28 Days Later review

:. Director: Danny Boyle
:. Starring: Cillian Murphy, Naomie Harris
:. Running Time: 1:52
:. Year: 2003
:. Country: UK


  


In 28 Days Later, Danny Boyle pays homage to genre films, bringing us to a world devastated by a virus that has transformed humans in flesh-eating zombies. Major cities like London have become a no man's land; we follow a group of survivors in their odyssey, searching for the last stronghold of civilization.

Shot in DV, 28 Days Later is based on an Alex Garland novel and openly quotes major fares of the genre, from George Romero's films to Escape from New York. Garland has injected the basic narrative with metaphors, the virus is compared through different scenes—particularly the opening scene with Benetton ads and the grocery store sequence—to consumerism, which for the writer, has the same frenetic, propagation and zombifying effects on people. In a Rambo-style climax, he also shows that rage and violence are not the result of contamination but inherent to the nature of a human being.
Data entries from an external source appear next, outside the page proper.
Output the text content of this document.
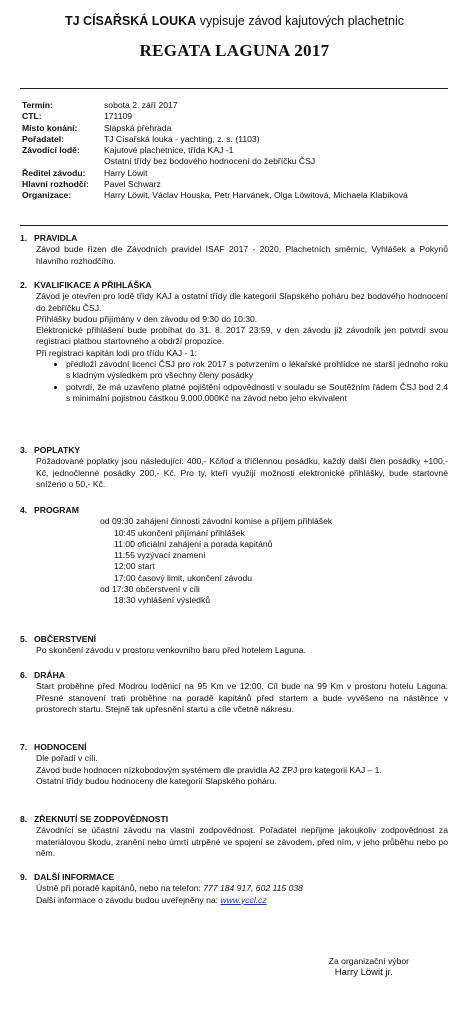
TJ CÍSAŘSKÁ LOUKA vypisuje závod kajutových plachetnic
REGATA LAGUNA 2017
Termín:	sobota 2. září 2017
CTL:	171109
Místo konání:	Slapská přehrada
Pořadatel:	TJ Císařská louka - yachting, z. s. (1103)
Závodící lodě:	Kajutové plachetnice, třída KAJ -1
Ostatní třídy bez bodového hodnocení do žebříčku ČSJ
Ředitel závodu:	Harry Löwit
Hlavní rozhodčí:	Pavel Schwarz
Organizace:	Harry Löwit, Václav Houska, Petr Harvánek, Olga Löwitová, Michaela Klabíková
1. PRAVIDLA
Závod bude řízen dle Závodních pravidel ISAF 2017 - 2020, Plachetních směrnic, Vyhlášek a Pokynů hlavního rozhodčího.
2. KVALIFIKACE A PŘIHLÁŠKA
Závod je otevřen pro lodě třídy KAJ a ostatní třídy dle kategorií Slapského poháru bez bodového hodnocení do žebříčku ČSJ.
Přihlášky budou přijímány v den závodu od 9:30 do 10:30.
Elektronické přihlášení bude probíhat do 31. 8. 2017 23:59, v den závodu již závodník jen potvrdí svou registraci platbou startovného a obdrží propozice.
Při registraci kapitán lodi pro třídu KAJ - 1:
• předloží závodní licenci ČSJ pro rok 2017 s potvrzením o lékařské prohlídce ne starší jednoho roku s kladným výsledkem pro všechny členy posádky
• potvrdí, že má uzavřeno platné pojištění odpovědnosti v souladu se Soutěžním řádem ČSJ bod 2.4 s minimální pojistnou částkou 9.000.000Kč na závod nebo jeho ekvivalent
3. POPLATKY
Požadované poplatky jsou následující: 400,- Kč/loď a tříčlennou posádku, každý další člen posádky +100,- Kč, jednočlenné posádky 200,- Kč. Pro ty, kteří využijí možnosti elektronické přihlášky, bude startovné sníženo o 50,- Kč.
4. PROGRAM
od 09:30 zahájení činnosti závodní komise a příjem přihlášek
10:45 ukončení přijímání přihlášek
11:00 oficiální zahájení a porada kapitánů
11:55 vyzývací znamení
12:00 start
17:00 časový limit, ukončení závodu
od 17:30 občerstvení v cíli
18:30 vyhlášení výsledků
5. OBČERSTVENÍ
Po skončení závodu v prostoru venkovního baru před hotelem Laguna.
6. DRÁHA
Start proběhne před Modrou loděnicí na 95 Km ve 12:00. Cíl bude na 99 Km v prostoru hotelu Laguna. Přesné stanovení trati proběhne na poradě kapitánů před startem a bude vyvěšeno na nástěnce v prostorech startu. Stejně tak upřesnění startu a cíle včetně nákresu.
7. HODNOCENÍ
Dle pořadí v cíli.
Závod bude hodnocen nízkobodovým systémem dle pravidla A2 ZPJ pro kategorii KAJ – 1.
Ostatní třídy budou hodnoceny dle kategorií Slapského poháru.
8. ZŘEKNUTÍ SE ZODPOVĚDNOSTI
Závodníci se účastní závodu na vlastní zodpovědnost. Pořadatel nepřijme jakoukoliv zodpovědnost za materiálovou škodu, zranění nebo úmrtí utrpěné ve spojení se závodem, před ním, v jeho průběhu nebo po něm.
9. DALŠÍ INFORMACE
Ústně při poradě kapitánů, nebo na telefon: 777 184 917, 602 115 038
Další informace o závodu budou uveřejněny na: www.yccl.cz
Za organizační výbor
Harry Löwit jr.
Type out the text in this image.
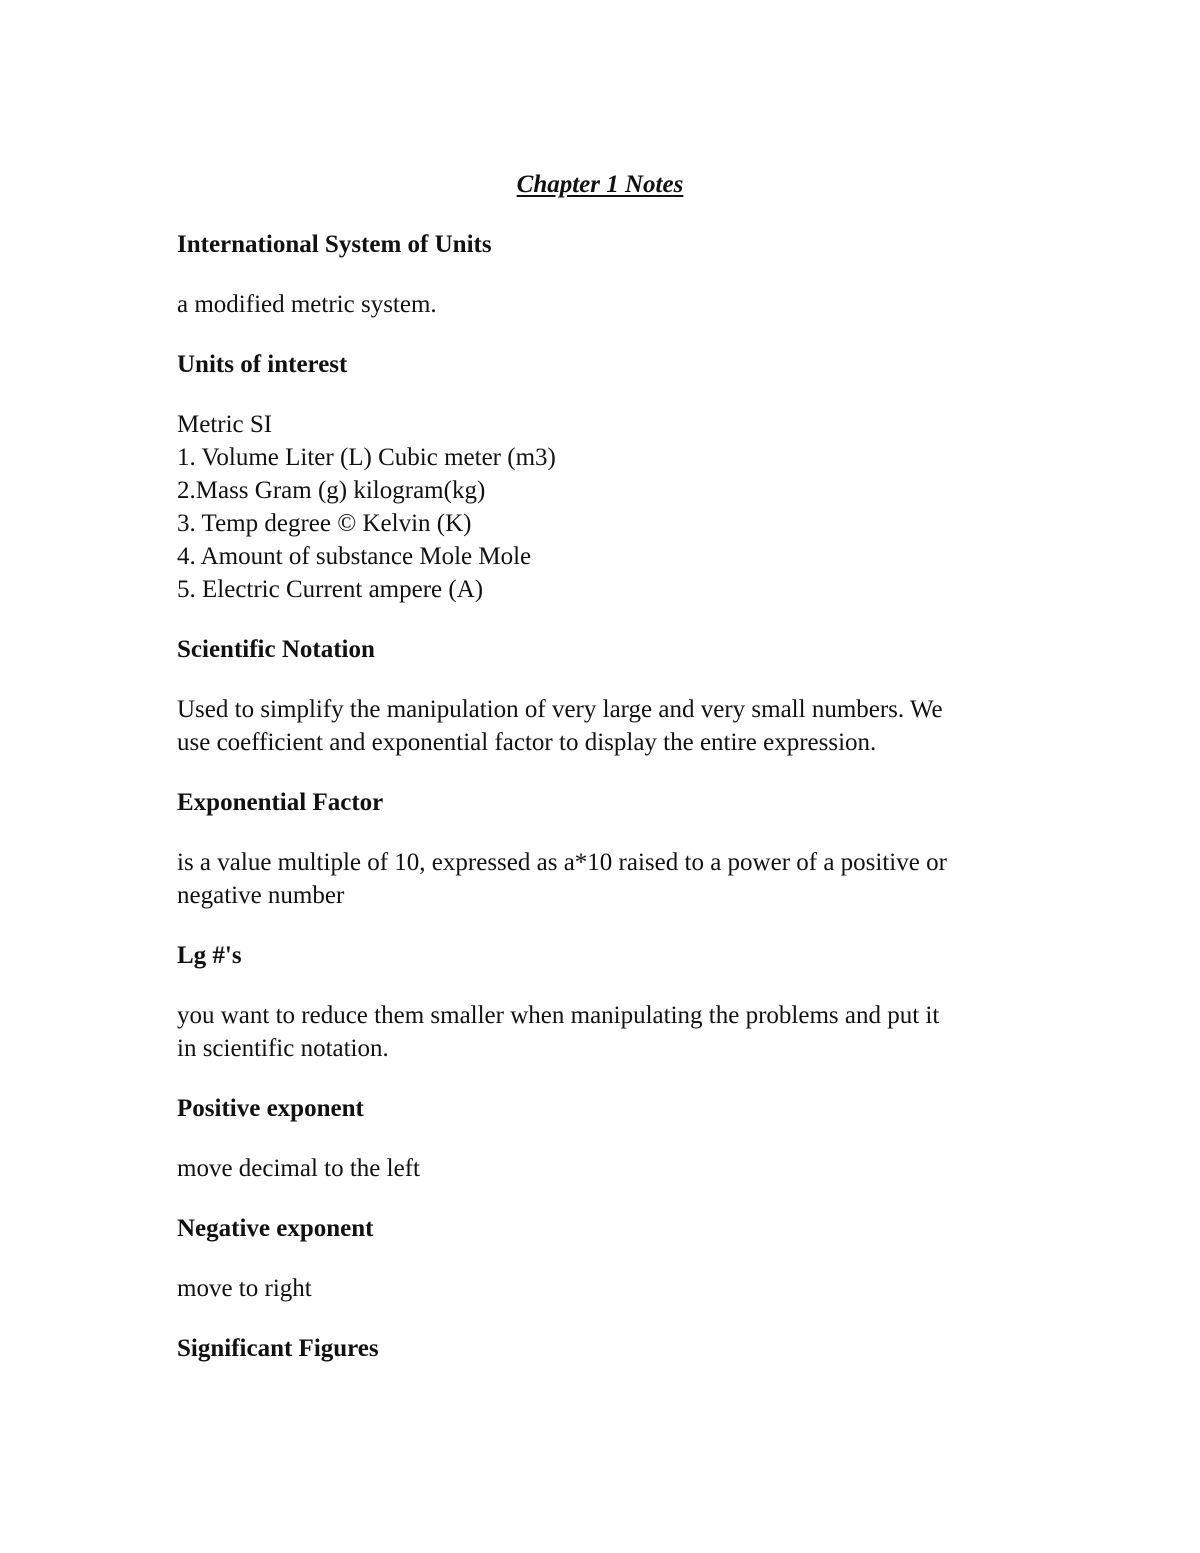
Chapter 1 Notes

International System of Units

a modified metric system.

Units of interest

Metric SI

1. Volume Liter (L) Cubic meter (m3)

2.Mass Gram (g) kilogram(kg)

3. Temp degree © Kelvin (K)

4. Amount of substance Mole Mole

5. Electric Current ampere (A)

Scientific Notation

Used to simplify the manipulation of very large and very small numbers. We

use coefficient and exponential factor to display the entire expression.

Exponential Factor

is a value multiple of 10, expressed as a*10 raised to a power of a positive or

negative number

Lg #'s

you want to reduce them smaller when manipulating the problems and put it

in scientific notation.

Positive exponent

move decimal to the left

Negative exponent

move to right

Significant Figures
28 Days Later can unexpectedly be echoed in real-life with the current SARS syndrome, which is even more pathetic for human beings: in the picture, the virus originates from monkeys biting people, in the real world, it's humans eating dogs who are the source of the breakout...

While Digital Video brings some sense of urgency to the movie, fairly effective in a couple of zombie attacks, the film never manages to build the pressure and convey the loneliness of that deserted world. The soundtrack, usually so important in Boyle's films, is misused here, often building tension for scenes that end up falling flat.

While 28 Days Later is certainly fun and doesn't take itself seriously, this is an underachievement for Boyle, whose work was so promising after the release of Trainspotting. Trying to get back to his indie European roots after two Hollywood pictures (The Beach, A Life Less Ordinary), Boyle plays it safe and avoids building on the premise of Trainspotting.

Last year's main British entry in genre cinema, Dog Soldiers, was undoubtedly a better achievement than 28 Days Later, simply because we were not expecting anything else from a lesser known filmmaker, other than spending some quality time with toothy werewolves. But Boyle never dares to go beyond the routine of the sub-genre which he properly obeys, unlike a filmmaker like Quentin Tarantino who bends the rules and reinvents sub-genres by updating them with today's pop culture, social themes and cinema tends. There is low risk of severe contamination here.